AVANT-PROPOS

En érigeant la lutte contre la fraude fiscale en objectif de valeur constitutionnelle 7 ( * ) , le Conseil constitutionnel a consacré la place centrale de cette mission, à la croisée de plusieurs principes fondateurs de notre système fiscal et de notre société : le consentement à l'impôt, la contribution commune aux dépenses publiques et l'égalité devant les charges publiques. Laisser faire impunément les contribuables qui auraient décidé d'agir à rebours de ces principes, c'est entamer leur crédibilité et leur pérennité.

Une administration est prioritairement concernée par la lutte contre la fraude fiscale, il s'agit de la direction générale des finances publiques (DGFiP). Si elle n'est pas la seule à y participer et si le contrôle fiscal est loin de constituer son unique mission, la DGFiP y consacre aujourd'hui plus de 10 % de ses effectifs et une partie significative de ses crédits.

Quand nous avons proposé ce thème de contrôle au bureau de notre commission des finances, les derniers résultats du contrôle fiscal disponibles étaient ceux de l'année 2018 : ils s'étaient à nouveau révélés décevants, le volume des montants recouvrés poursuivant une baisse qui semblait alors inexorable . Ces résultats interrogeaient sur l'efficacité de la stratégie adoptée par le Gouvernement en matière de lutte contre la fraude. Depuis, le Gouvernement a très largement communiqué sur les résultats exceptionnels obtenus pour l'année 2019, même s'il est difficile d'en apprécier la portée et que certaines interrogations demeurent. Au regard des enjeux du contrôle fiscal, il est donc parfaitement légitime que le Parlement puisse se prononcer sur les moyens qui y sont consacrés et sur leur adéquation aux objectifs poursuivis. Sont-ils à un niveau satisfaisant ? Leur allocation et leur répartition permettent-elles d'obtenir les meilleurs résultats possibles ? Où se situent les éventuelles marges de progrès ?

Depuis plusieurs années, en tant que rapporteurs spéciaux de la mission « Gestion des finances publiques et des ressources humaines », nous constatons une friction de plus en plus forte entre la priorité donnée au développement de nouveaux outils et techniques d'analyse de données au service du contrôle fiscal et la fin de la sanctuarisation des effectifs.
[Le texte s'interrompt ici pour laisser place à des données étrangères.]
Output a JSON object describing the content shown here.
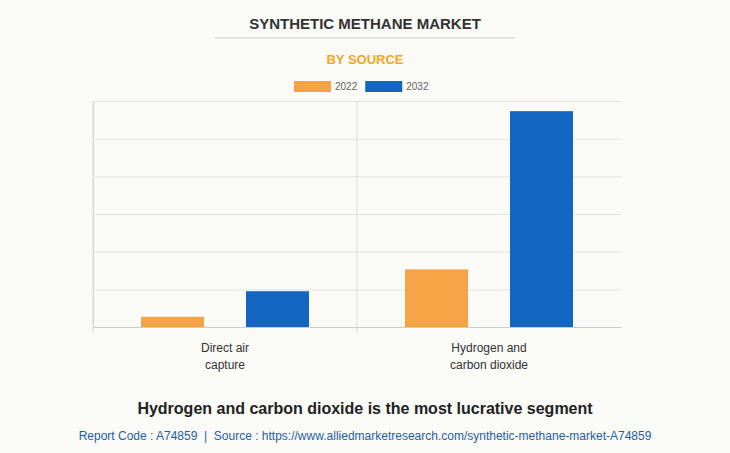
{
  "chart_data": {
    "type": "bar",
    "title": "SYNTHETIC METHANE MARKET",
    "subtitle": "BY SOURCE",
    "caption": "Hydrogen and carbon dioxide is the most lucrative segment",
    "footer": "Report Code : A74859  |  Source : https://www.alliedmarketresearch.com/synthetic-methane-market-A74859",
    "categories": [
      "Direct air capture",
      "Hydrogen and carbon dioxide"
    ],
    "series": [
      {
        "name": "2022",
        "color": "#f4a445",
        "values": [
          0.27,
          1.53
        ]
      },
      {
        "name": "2032",
        "color": "#1266c2",
        "values": [
          0.95,
          5.73
        ]
      }
    ],
    "ylim": [
      0,
      6
    ],
    "yticks": [
      0,
      1,
      2,
      3,
      4,
      5,
      6
    ],
    "grid": true,
    "legend": "top",
    "tick_labels": "x"
  }
}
Si les outils technologiques sont indispensables, nous considérons cependant qu'ils ne pourront atteindre leur plein potentiel que sous réserve d'investissements informatiques pérennes et d'une véritable réflexion sur les ressources humaines, sur l'organisation et sur la stratégie choisie par le Gouvernement en matière de contrôle fiscal . Nous nous concentrons ici sur les moyens budgétaires - humains et informatiques - alloués au contrôle fiscal, et non sur les évolutions législatives intervenues ces dernières années. Ce n'est pas pour autant que nous ne soutenons pas l'absolue nécessité de s'obliger à passer en revue ces évolutions ou encore les sanctions contre la fraude mises en place. Notre système fiscal, suffisamment complexe, pourrait s'économiser le maintien de procédures éventuellement jugées inefficaces.

Notre rapport d'information propose ainsi des premiers éléments de réponse à ces préoccupations et n'a pas vocation à se substituer à des travaux existants et complémentaires, comme celui de la Cour des comptes du mois de novembre 2019 sur la fraude aux prélèvements obligatoires. Ces éléments se veulent avant tout des pistes de réflexion, des jalons pour de futurs travaux parlementaires. Nous rappelons à cet égard que la crise liée à l'épidémie du covid-19 a nécessité d'adapter nos travaux : l'ensemble des sujets abordés dans le présent rapport n'a pu être approfondi autant qu'il l'aurait fallu auprès des administrations concernées et les réponses de ces dernières sont arrivées tardivement, parfois de façon incomplète.

Nous concluons avec l'idée que, dans le domaine du contrôle fiscal, il est vital que l'obligation de moyens s'accompagne d'une obligation de résultats , pour préserver les principes fondateurs de notre système fiscal : l'égalité devant les charges publiques, le consentement à l'impôt et la participation de tous aux charges communes. La crise que la France traverse actuellement, dans le contexte de l'épidémie de covid-19, n'a fait que renforcer l'importance de préserver et de garantir ces principes.


* 7 Conseil constitutionnel, n° 99-424 DC du 29 décembre 1999.